Heading for the Exit
Unfortunately, not all the resident ensembles are returning this year. Two presenters feel caught between the owner’s reluctance to give out too much detailed information, for fear that this would increase uncertainty, and their own feeling that the lack of information increased uncertainty.
The Ives String Quartet, which has regularly given its concerts twice, once at the Trianon and once at St. Mark’s Church in Palo Alto, found that it was not able to get a long enough time commitment from the Trianon management early enough to plan its season, and is leaving the Trianon for next season, accepting an invitation to play as part of the Old First Concerts in San Francisco. That will be an advantage for listeners in that area; South Bay concertgoers will have to hear the Ives at St. Mark’s or in the house concerts it holds in Palo Alto.
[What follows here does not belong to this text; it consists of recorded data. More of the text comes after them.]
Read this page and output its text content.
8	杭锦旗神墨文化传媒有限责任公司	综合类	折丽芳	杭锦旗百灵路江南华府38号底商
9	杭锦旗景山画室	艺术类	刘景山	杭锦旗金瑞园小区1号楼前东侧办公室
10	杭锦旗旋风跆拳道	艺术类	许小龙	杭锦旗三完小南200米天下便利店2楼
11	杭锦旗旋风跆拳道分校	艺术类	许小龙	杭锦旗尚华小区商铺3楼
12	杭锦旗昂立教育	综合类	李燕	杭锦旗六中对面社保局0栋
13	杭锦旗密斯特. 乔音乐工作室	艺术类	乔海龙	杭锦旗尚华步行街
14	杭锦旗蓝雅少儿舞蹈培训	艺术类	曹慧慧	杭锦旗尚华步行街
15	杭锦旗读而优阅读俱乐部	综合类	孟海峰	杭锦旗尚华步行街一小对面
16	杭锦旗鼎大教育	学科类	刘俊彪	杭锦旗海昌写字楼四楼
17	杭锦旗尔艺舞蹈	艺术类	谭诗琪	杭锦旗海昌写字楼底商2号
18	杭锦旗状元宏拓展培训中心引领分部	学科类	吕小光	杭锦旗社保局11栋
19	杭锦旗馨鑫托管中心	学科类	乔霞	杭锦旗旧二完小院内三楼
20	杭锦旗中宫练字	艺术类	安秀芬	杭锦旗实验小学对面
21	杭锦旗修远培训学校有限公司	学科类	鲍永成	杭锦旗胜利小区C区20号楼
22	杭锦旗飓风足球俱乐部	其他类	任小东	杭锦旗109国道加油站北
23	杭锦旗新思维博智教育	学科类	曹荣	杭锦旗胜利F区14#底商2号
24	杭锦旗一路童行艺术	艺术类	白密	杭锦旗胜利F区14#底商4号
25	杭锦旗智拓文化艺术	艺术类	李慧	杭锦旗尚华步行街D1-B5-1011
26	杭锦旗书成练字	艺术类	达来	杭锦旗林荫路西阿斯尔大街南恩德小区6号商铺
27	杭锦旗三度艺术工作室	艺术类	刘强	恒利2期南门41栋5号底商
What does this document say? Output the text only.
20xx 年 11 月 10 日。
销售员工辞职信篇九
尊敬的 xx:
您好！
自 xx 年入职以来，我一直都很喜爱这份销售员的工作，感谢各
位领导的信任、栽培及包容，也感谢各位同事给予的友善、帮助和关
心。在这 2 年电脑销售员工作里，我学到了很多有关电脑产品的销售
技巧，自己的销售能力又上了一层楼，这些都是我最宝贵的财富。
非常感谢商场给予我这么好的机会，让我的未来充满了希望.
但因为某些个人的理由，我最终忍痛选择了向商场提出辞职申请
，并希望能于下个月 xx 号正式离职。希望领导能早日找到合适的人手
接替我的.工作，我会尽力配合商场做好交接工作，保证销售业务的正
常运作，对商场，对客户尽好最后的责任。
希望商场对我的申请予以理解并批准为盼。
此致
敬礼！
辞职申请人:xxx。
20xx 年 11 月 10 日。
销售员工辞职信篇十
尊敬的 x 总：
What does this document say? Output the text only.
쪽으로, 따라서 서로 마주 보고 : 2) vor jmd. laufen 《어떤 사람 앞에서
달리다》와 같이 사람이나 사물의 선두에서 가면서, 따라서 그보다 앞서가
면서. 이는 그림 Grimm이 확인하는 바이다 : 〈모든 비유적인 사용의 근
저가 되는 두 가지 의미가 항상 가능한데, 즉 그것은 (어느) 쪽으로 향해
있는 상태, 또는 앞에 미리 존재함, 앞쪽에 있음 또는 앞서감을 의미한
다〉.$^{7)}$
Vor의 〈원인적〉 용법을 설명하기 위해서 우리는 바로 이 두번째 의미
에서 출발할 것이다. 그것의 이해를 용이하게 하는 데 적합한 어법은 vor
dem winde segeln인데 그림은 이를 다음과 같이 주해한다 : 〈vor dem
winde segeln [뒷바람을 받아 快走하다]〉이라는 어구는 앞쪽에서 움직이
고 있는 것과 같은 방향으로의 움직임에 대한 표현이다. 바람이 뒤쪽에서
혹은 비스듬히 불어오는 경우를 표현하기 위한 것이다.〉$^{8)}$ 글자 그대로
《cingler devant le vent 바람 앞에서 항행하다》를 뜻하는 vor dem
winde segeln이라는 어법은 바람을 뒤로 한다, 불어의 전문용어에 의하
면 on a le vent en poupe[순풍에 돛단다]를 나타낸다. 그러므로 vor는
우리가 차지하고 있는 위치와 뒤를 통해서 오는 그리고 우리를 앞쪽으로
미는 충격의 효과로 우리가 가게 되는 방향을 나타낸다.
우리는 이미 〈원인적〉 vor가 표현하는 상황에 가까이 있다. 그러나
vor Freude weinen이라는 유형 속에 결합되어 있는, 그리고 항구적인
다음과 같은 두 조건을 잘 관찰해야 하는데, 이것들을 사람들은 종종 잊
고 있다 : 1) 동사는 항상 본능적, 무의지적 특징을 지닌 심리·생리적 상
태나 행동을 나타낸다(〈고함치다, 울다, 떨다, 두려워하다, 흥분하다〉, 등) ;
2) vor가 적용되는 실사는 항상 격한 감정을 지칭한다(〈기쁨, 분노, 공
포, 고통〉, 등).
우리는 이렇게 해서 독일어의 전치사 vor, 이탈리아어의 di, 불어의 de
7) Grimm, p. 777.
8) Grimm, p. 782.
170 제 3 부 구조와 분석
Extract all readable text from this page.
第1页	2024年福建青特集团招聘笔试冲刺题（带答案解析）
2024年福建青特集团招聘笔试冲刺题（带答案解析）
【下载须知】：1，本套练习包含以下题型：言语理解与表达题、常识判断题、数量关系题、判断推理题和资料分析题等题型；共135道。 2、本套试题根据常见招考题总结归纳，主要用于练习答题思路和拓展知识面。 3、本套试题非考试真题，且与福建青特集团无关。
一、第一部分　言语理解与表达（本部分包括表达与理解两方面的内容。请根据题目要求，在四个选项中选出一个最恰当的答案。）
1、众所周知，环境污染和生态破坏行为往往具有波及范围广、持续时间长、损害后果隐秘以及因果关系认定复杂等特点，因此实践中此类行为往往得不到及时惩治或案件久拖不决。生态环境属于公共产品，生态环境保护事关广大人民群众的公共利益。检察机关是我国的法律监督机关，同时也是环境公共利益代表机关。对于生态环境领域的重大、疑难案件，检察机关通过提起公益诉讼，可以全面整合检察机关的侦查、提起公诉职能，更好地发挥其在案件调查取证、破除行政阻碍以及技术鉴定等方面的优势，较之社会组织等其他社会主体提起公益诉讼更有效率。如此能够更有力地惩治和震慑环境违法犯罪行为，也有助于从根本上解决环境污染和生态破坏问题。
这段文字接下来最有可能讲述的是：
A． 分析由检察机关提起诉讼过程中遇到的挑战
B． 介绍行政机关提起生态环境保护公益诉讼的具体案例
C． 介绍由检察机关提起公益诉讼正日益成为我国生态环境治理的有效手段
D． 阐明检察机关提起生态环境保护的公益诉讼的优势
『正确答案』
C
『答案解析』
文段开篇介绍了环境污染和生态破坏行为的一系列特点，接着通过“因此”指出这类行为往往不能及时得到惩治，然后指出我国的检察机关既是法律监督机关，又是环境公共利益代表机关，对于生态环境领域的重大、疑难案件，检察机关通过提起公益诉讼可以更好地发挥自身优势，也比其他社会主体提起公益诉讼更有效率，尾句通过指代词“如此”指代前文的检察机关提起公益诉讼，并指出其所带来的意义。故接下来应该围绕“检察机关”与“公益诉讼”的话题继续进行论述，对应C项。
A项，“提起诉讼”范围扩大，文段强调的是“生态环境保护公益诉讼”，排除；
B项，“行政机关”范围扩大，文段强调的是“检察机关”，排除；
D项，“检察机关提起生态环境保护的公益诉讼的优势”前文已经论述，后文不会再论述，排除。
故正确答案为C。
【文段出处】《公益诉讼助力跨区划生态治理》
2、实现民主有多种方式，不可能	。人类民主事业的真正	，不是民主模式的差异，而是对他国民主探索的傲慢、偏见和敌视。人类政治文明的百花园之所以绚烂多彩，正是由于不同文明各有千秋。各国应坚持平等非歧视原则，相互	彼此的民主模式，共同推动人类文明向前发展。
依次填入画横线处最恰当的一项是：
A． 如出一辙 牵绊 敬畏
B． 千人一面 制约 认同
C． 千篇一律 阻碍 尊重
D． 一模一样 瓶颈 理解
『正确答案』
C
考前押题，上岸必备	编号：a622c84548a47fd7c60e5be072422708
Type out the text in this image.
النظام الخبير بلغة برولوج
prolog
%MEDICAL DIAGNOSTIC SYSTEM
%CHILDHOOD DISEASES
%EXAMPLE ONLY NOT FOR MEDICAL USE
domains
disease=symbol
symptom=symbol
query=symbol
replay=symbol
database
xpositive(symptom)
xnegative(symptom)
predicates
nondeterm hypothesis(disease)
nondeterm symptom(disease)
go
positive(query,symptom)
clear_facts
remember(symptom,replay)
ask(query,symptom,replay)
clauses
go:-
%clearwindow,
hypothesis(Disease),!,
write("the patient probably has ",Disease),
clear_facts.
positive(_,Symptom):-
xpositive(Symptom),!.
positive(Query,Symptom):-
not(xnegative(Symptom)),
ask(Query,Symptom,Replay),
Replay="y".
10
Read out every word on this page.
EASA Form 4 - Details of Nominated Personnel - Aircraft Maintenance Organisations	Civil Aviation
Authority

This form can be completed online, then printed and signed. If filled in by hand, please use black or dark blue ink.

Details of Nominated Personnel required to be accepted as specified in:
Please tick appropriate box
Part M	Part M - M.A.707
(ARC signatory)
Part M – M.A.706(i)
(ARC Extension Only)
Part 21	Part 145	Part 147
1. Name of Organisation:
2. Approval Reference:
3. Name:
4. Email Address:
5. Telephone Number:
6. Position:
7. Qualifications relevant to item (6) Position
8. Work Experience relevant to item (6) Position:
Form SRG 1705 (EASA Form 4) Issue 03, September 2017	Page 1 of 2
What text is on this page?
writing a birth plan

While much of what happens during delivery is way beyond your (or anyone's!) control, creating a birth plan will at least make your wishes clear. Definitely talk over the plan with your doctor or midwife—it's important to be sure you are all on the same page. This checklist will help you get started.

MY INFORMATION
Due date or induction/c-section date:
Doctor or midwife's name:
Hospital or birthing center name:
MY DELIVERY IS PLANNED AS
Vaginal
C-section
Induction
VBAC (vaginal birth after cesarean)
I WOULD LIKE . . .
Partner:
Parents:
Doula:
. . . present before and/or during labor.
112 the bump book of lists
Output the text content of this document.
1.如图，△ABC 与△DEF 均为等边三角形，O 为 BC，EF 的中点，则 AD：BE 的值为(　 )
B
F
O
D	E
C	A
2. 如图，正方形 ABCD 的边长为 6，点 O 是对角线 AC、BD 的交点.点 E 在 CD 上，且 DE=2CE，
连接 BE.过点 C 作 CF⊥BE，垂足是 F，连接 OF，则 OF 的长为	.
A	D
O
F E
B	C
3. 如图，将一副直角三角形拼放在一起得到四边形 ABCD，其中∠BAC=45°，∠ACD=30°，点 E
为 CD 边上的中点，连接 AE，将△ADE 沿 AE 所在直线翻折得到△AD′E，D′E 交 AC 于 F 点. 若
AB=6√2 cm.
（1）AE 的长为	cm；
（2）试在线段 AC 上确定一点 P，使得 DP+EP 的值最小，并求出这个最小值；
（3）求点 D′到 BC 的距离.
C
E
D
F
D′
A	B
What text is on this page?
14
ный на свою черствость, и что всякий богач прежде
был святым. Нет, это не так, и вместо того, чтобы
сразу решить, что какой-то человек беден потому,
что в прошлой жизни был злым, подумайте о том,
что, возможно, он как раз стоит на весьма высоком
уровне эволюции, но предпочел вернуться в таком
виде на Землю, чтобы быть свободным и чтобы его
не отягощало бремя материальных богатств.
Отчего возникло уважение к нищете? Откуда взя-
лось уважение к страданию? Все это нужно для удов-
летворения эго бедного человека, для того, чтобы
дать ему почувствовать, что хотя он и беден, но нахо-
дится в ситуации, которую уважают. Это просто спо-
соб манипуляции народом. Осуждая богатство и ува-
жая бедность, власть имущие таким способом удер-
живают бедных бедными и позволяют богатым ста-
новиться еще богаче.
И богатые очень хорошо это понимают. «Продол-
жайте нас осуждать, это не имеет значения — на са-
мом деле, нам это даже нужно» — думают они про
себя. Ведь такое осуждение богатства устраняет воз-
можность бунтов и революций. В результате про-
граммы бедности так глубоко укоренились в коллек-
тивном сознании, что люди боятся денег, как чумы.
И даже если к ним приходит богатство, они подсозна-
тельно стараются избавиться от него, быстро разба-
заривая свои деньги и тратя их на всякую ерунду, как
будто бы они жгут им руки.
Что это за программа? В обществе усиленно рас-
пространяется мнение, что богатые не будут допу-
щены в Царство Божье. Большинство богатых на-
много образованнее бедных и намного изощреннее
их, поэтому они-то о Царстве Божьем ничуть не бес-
The Steinway Society of the Bay Area appears to be hedging its bets. This group usually holds over half its piano recitals at Le Petit Trianon, with others at the McAfee Center in Saratoga and elsewhere. Its current announcement still lists the Trianon as a venue, but of four concerts out of a prospective seven set for next season, none of them are there. Besides McAfee, it’s using the similarly broad Visual & Performing Arts Center at De Anza College in Cupertino and the small and acoustically dicey Schultz Cultural Arts Hall in Palo Alto.
So while concerts at Le Petit Trianon are continuing, the hall’s future availability is not the most certain. Concertgoers can only hope that its financial and ownership status will settle down soon, so that music-making in San José may sail ahead smoothly.